総務省「小売物価統計」から、カレーライスの具材となるじゃがいもなどの材料や、電気・ガス代など水道光熱費の全国平均価格を基に、それぞれの分量や各調理工程の分あたりエネルギー使用量を配分し、算出した。
<調査結果(要旨)>
- 「カレーライス物価」1食364円、最高値更新続く 「ライス」が130円突破
- 10月のカレーライス物価、1食380円到達予想 コメ価格急騰が大幅に押し上げる
[注]カレーライス物価:カレーライスで使用する原材料や、調理にかかる水道光熱費などを独自に試算した指標
各種価格データは「小売物価統計調査(総務省)」のうち各都市平均値(全国平均)、2024年9月確定分まで
カレーライス物価指数:各月のカレーライス物価を基に、2020年平均=100とした価格推移。なお、前年同月比の計算式は下記に準ずる
(計算式)([当月の指数]-[前年同月の指数])/[前年同月の指数]×100
カレーライスの材料・エネルギーの定義は下記の通り。調理シーンは「6食分(市販のカレールー1/2パック)をまとめて調理した」ものとした
【原材料】 ニンジン、ジャガイモ、タマネギ、牛肉(輸入)、コメ(コシヒカリ、1食:200g換算)カレールー(市販)、食用油
【エネルギー】 電気(炊飯器での調理、約7合分の炊飯+6時間の保温を加味した)、ガス(強火・中火・弱火の各調理手順)、水道水(上水道分のみ、下水道使用料は除く。食材・食器類の洗浄にかかる水量は考慮していない)
調査機関:株式会社帝国データバンク
家庭の食卓で人気のメニュー「カレーライス」の調理費用で、過去最高値を更新する値上がり局面が続いている。カレーの調理に必要な原材料や光熱費等の価格(全国平均)を基に算出した、カレーライス1食当たりのトータルコストを示す「カレーライス物価」は、2024年9月に364円となった。360円を突破したのは過去10年で初めてで、6カ月連続で最高値を更新した。1年前の2023年9月(307円)から57円の大幅上昇を記録し、物価高の影響が深刻化している。野菜を中心とした「カレー具材」の価格が落ち着きつつある一方で、コメ価格高騰の影響を受けた「ライス」が1食131円と記録的高値を更新したことが、カレーライス物価の上昇に強く作用した。

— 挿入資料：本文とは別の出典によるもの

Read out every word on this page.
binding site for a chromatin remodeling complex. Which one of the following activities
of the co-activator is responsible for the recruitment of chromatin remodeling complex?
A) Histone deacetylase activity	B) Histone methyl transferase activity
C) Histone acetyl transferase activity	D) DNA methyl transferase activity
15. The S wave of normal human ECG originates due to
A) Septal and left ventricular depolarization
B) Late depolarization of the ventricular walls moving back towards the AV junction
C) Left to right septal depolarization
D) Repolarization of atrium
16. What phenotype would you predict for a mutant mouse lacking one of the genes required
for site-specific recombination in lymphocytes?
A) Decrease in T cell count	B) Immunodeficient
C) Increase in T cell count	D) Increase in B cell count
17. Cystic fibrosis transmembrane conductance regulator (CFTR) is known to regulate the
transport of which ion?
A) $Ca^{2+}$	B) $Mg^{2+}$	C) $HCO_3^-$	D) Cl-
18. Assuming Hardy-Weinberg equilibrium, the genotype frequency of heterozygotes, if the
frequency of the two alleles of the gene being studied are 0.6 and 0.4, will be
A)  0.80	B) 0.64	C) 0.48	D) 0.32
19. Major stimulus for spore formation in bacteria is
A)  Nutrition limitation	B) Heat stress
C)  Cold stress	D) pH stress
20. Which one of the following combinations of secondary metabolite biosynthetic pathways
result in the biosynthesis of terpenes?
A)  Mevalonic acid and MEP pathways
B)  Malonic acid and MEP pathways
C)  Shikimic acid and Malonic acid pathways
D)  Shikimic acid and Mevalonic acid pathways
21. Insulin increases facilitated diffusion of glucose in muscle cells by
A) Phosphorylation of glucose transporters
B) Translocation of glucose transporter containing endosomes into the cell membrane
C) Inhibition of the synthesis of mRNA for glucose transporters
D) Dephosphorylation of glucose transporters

「カレーライス物価」1食364円、最高値更新続く 「ライス」が130円突破
カレーライス物価を構成する費用の内訳をみると、最も費用が高いのが全体の約6割を占める「カレー具材(肉・野菜)」で、前年同月から16円増の205円だった。輸入牛肉の価格は円安を背景に上昇が続いたものの、ジャガイモなど野菜類の価格が年内のピーク時から下落基調で推移し、2カ月連続で前月を下回った。他方で、「ごはん(ライス)」価格は131円と前年同月(90円)から41円の大幅増だった。炊飯器での炊飯やガス調理などの「水道光熱費」(3円→4円)は1円増、「カレールー」(25円、変化なし)は価格の変動がなかった。

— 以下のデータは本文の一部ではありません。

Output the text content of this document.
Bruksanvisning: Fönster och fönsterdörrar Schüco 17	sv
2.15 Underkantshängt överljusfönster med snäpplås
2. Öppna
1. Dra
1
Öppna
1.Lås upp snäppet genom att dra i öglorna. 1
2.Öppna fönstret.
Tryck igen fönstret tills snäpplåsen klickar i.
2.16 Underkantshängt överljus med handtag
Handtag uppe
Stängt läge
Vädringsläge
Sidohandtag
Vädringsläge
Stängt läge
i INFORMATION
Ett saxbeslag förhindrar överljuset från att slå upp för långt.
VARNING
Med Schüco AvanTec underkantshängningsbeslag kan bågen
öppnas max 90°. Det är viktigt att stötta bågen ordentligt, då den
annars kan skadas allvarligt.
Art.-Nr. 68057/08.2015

カレーライス物価を基に、2020年平均を100とした独自算出の「カレーライス物価指数」をみると、2024年9月の指数は133.1となり、5年間で3割を超える上昇率となった。同指数の前年同月比では18.8%上昇し、16カ月連続のプラスとなった。

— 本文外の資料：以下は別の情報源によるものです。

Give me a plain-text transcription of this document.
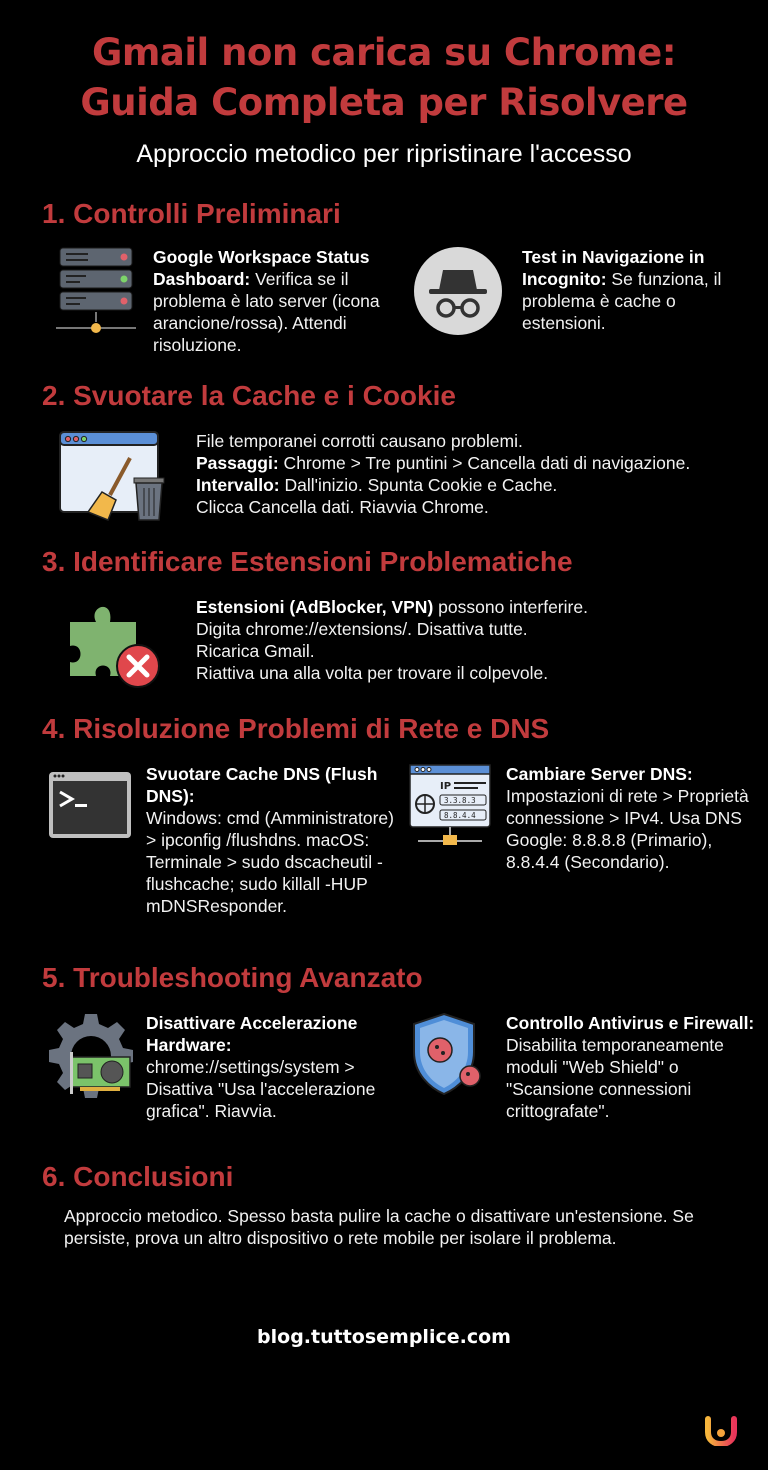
Gmail non carica su Chrome:
Guida Completa per Risolvere
Approccio metodico per ripristinare l'accesso
1. Controlli Preliminari
Google Workspace Status Dashboard: Verifica se il problema è lato server (icona arancione/rossa). Attendi risoluzione.
Test in Navigazione in Incognito: Se funziona, il problema è cache o estensioni.
2. Svuotare la Cache e i Cookie
File temporanei corrotti causano problemi.
Passaggi: Chrome > Tre puntini > Cancella dati di navigazione.
Intervallo: Dall'inizio. Spunta Cookie e Cache.
Clicca Cancella dati. Riavvia Chrome.
3. Identificare Estensioni Problematiche
Estensioni (AdBlocker, VPN) possono interferire.
Digita chrome://extensions/. Disattiva tutte.
Ricarica Gmail.
Riattiva una alla volta per trovare il colpevole.
4. Risoluzione Problemi di Rete e DNS
Svuotare Cache DNS (Flush DNS):
Windows: cmd (Amministratore) > ipconfig /flushdns. macOS: Terminale > sudo dscacheutil -flushcache; sudo killall -HUP mDNSResponder.
IP
3.3.8.3
8.8.4.4
Cambiare Server DNS:
Impostazioni di rete > Proprietà connessione > IPv4. Usa DNS Google: 8.8.8.8 (Primario), 8.8.4.4 (Secondario).
5. Troubleshooting Avanzato
Disattivare Accelerazione Hardware:
chrome://settings/system > Disattiva "Usa l'accelerazione grafica". Riavvia.
Controllo Antivirus e Firewall:
Disabilita temporaneamente moduli "Web Shield" o "Scansione connessioni crittografate".
6. Conclusioni
Approccio metodico. Spesso basta pulire la cache o disattivare un'estensione. Se persiste, prova un altro dispositivo o rete mobile per isolare il problema.
blog.tuttosemplice.com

10月のカレーライス物価、1食380円到達予想 コメ価格急騰が大幅に押し上げる
東京都区部の物価動向を基に予想した10月のカレーライス物価は、1食380円に到達する可能性がある。野菜類では、ジャガイモ(バレイショ)などで値下がり傾向が見られ、「カレー具材」が6カ月ぶりに1食200円を下回る可能性がある。他方で、足元では2024年産米を中心に店頭価格ベースで前年比3~5割高となる大幅な価格高騰がみられ、野菜類の値下げ効果を上回る価格上昇圧力がかかる見通し。なお、コメ5kg価格が全国平均で4200円台に到達した場合、カレーライス物価は過去10年で初となる1食400円台まで上昇する可能性がある。カレーライス物価は、当面の間、例年に比べて大幅な高値圏での推移が予想される。